Posted date: 2013-08-21 04:23:25
Number 10 was involved in discussions with the Guardian about material it had obtained from American whistle-blower Edward Snowden, it has emerged.
Prime Minister David Cameron ordered Britain's top civil servant Sir Jeremy Heywood to contact the newspaper.
It came after the Guardian published details about secret US and British surveillance programmes.
Editor Alan Rusbridger said it was later forced to destroy the computer hard drives storing the information.
Mr Rusbridger said his conversations with the government were with "a very senior official claiming to represent the views of the prime minister".
But he did not say exactly who he had spoken to.Explicit approval
The Independent and Daily Mail now report that Cabinet Secretary Sir Jeremy made contact with the Guardian.
BBC political correspondent Chris Mason said these reports were accurate.

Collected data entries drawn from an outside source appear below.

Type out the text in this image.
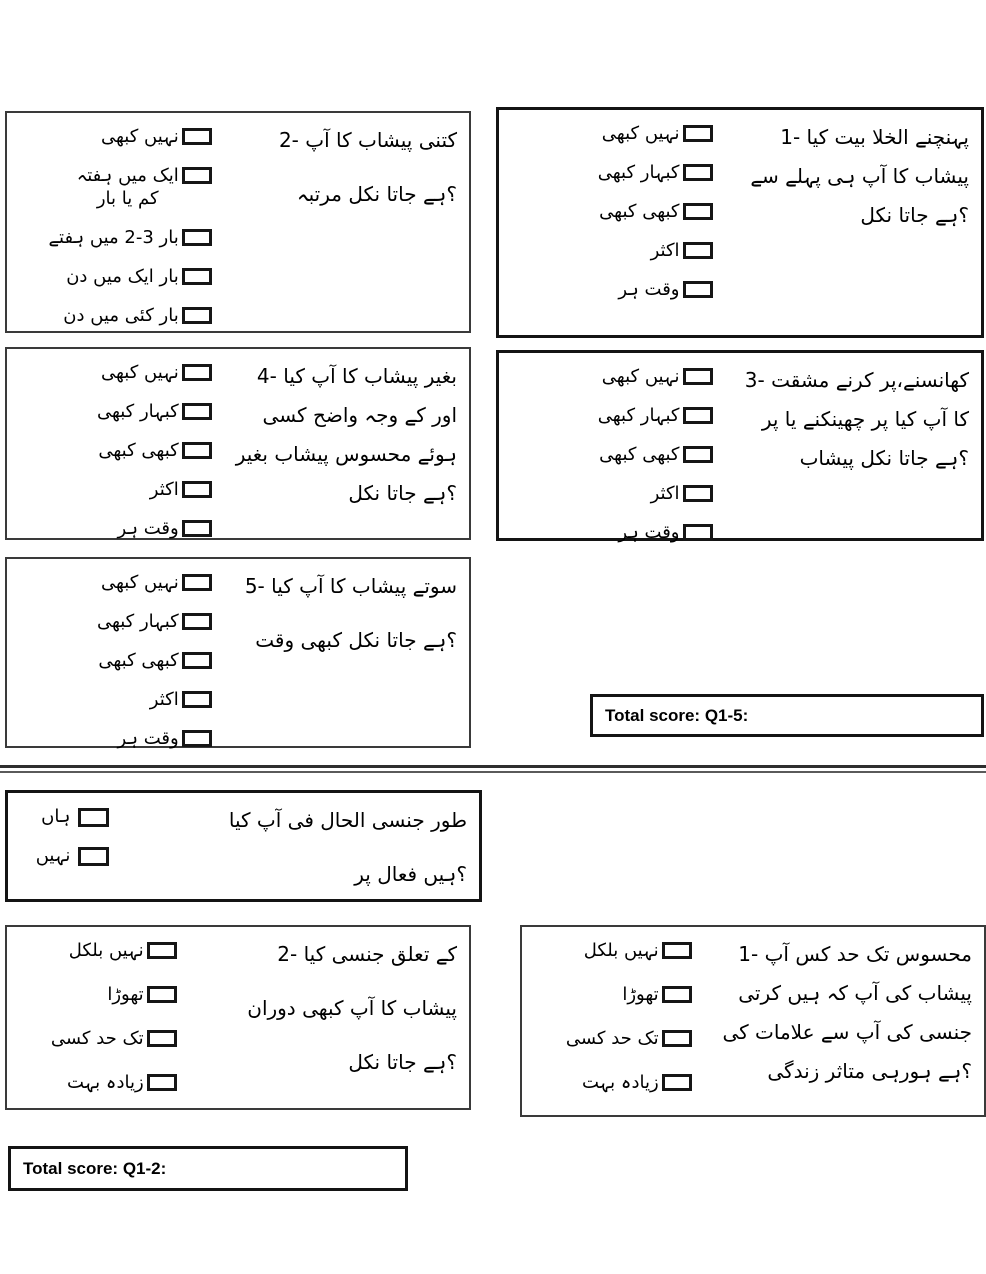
کبھی نہیں
ہفتہ میں ایک
بار یا کم
ہفتے میں 2-3 بار
دن میں ایک بار
دن میں کئی بار
2- آپ کا پیشاب کتنی
مرتبہ نکل جاتا ؟ہے
کبھی نہیں
کبھی کبہار
کبھی کبھی
اکثر
ہر وقت
1- کیا بیت الخلا پہنچنے
سے پہلے ہی آپ کا پیشاب
نکل جاتا ؟ہے
کبھی نہیں
کبھی کبہار
کبھی کبھی
اکثر
ہر وقت
4- کیا آپ کا پیشاب بغیر
کسی واضح وجہ کے اور
بغیر پیشاب محسوس ہوئے
نکل جاتا ؟ہے
کبھی نہیں
کبھی کبہار
کبھی کبھی
اکثر
ہر وقت
3- مشقت کرنے کھانسنے،پر
پر یا چھینکنے پر کیا آپ کا
پیشاب نکل جاتا ؟ہے
کبھی نہیں
کبھی کبہار
کبھی کبھی
اکثر
ہر وقت
5- کیا آپ کا پیشاب سوتے
وقت کبھی نکل جاتا ؟ہے
Total score: Q1-5:
ہاں
نہیں
کیا آپ فی الحال جنسی طور
پر فعال ؟ہیں
بلکل نہیں
تھوڑا
کسی حد تک
بہت زیادہ
2- کیا جنسی تعلق کے
دوران کبھی آپ کا پیشاب
نکل جاتا ؟ہے
بلکل نہیں
تھوڑا
کسی حد تک
بہت زیادہ
1- آپ کس حد تک محسوس
کرتی ہیں کہ آپ کی پیشاب
کی علامات سے آپ کی جنسی
زندگی متاثر ہورہی ؟ہے
Total score: Q1-2:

Whitehall sources emphasised it would have been a "total abdication of their responsibilities" not to talk to the Guardian.
The government feared that if secret data held by the newspaper fell into what it called "the wrong hands" it could have been a threat to the UK.
The conversations between Whitehall and the Guardian took place with the explicit approval of Mr Cameron, Deputy Prime Minister Nick Clegg and Foreign Secretary William Hague.
Following the conversations, Mr Rusbridger agreed to what he has called one of the most bizarre incidents in the newspaper's history.
Two GCHQ security experts oversaw the destruction in a basement of computer files containing information from America's National Security Agency leaked by Mr Snowden.Files copied
Mr Rusbridger said: "We were quite clear we were not going to hand this material back to the British government so we destroyed it ourselves under advice from a couple of GCHQ intelligence experts, who told us which bits of the hard drive to smash up, in what way."
The files had already been copied and the Guardian will continue to pursue the Snowden story, but from the US.
Mr Rusbridger believed handing the hard drives to the government would have been a betrayal of the newspaper's source.
Former National Security Agency contractor Mr Snowden is now based in Russia.
Asked about the Independent's story, a spokeswoman for the Guardian told the BBC: "We're not going to comment on this."
Meanwhile, a Brazilian man held for nine hours at Heathrow airport under anti-terror laws on Sunday has said he was forced to divulge email and social media account passwords.
David Miranda said his interrogators threatened that he could go prison if he did not do so.
Mr Miranda is the partner of Guardian journalist Glenn Greenwald who has covered stories based on leaks by US whistle-blower Edward Snowden.
Mr Miranda has launched legal action over the use of the powers on him.